Shakespeare and Company: Heaven on earth

Image credit: stmaciorowski

I first visited Shakespeare and Company last summer, having discovered this particular literary Mecca online. Although I have, at the time of writing, only been there once, I say "first" because I am confident that I will return, drawn back like an iron filing to a magnet, like so many others before me. Originally, I was intrigued by the bohemian nature of the place, mainly because, like many of the various Tumbleweeds that have drifted through its doors, I fancied myself as a writer, although I had yet to write anything of either quality or quantity.

For months before I returned to the bustling glamour of Paris, with its new, threatening air courtesy of the bullies and cowards who have rented her heart and terrorised her people, I dreamed of the bookshop. It became, to me, a shining vault of words and people and the kind of heritage that does not make it into the history books, for it is deemed too small or too insignificant. The dreams, hopes, and love affairs of over thirty thousand literary vagrants who have crossed its doors are not considered important in a world which only seems to record wars and politics.

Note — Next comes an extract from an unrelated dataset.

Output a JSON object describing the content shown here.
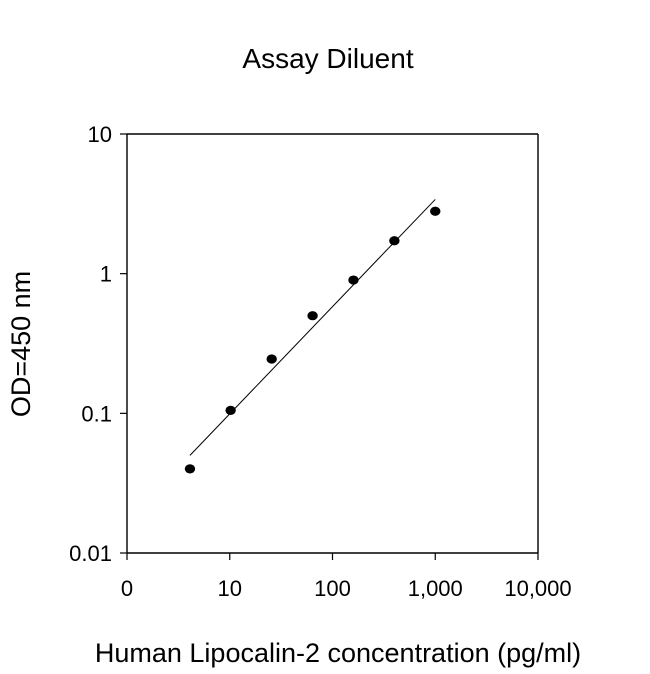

We arrived in Paris early one morning, and took the sleepy métro to Île de la Cité, so we could take in the surprisingly understated beauty of Notre Dame in the dim morning light. It is at its best and most monumental before hordes of tourists descend upon it like vultures upon a carcass, all vying for the best photograph. For some who take shelter in the bookshop as a temporary home, the sight of Notre Dame has become part of the fabric of their everyday life, as they open the blinds and reorganise the books in Sylvia Beach's library. It looks out over the Seine to the place where Amélie's mother, in Jean-Pierre Jeunet's wondrously chaotic film, is killed by a desperate Canadian tourist bent upon ending her life.

I spotted the famous esplanade from the Pont au Double; immediately, I felt like I had caught a glimpse of home in the distance. Alas, we had been too eager, and so we had to wait while the shop was awakened, a red rope slung across the entrance tantalisingly, like a finish-line ribbon I'd been waiting my entire life to cross, without knowing it.

Once inside, I was stunned into silence. Here was a place of words and thoughts; here was a home for writers and wanderers. Perhaps I should take after one poet who stayed there for five years, since that would be the only way to even make a dent in the mass of volumes that exist there purely to remind you of how much there is to learn and how many writers there are just crying out to be heard. To read the entirety of Sylvia Beach's extensive library would probably provide you with a better education than any university ever could.

After a few hours browsing the shelves and forcing myself to be rational about the fact that I could not afford to buy all the books that I had gathered in an ecstasy of blurb-reading, what particularly struck me about the bookshop was its motto, painted in uneven capitals above a door: “be not inhospitable to strangers, lest they be angels in disguise.” All who pass through the doors start off as strangers, and may certainly be strange; yet here, in these walls that seem to be built of books, we have found heaven on earth.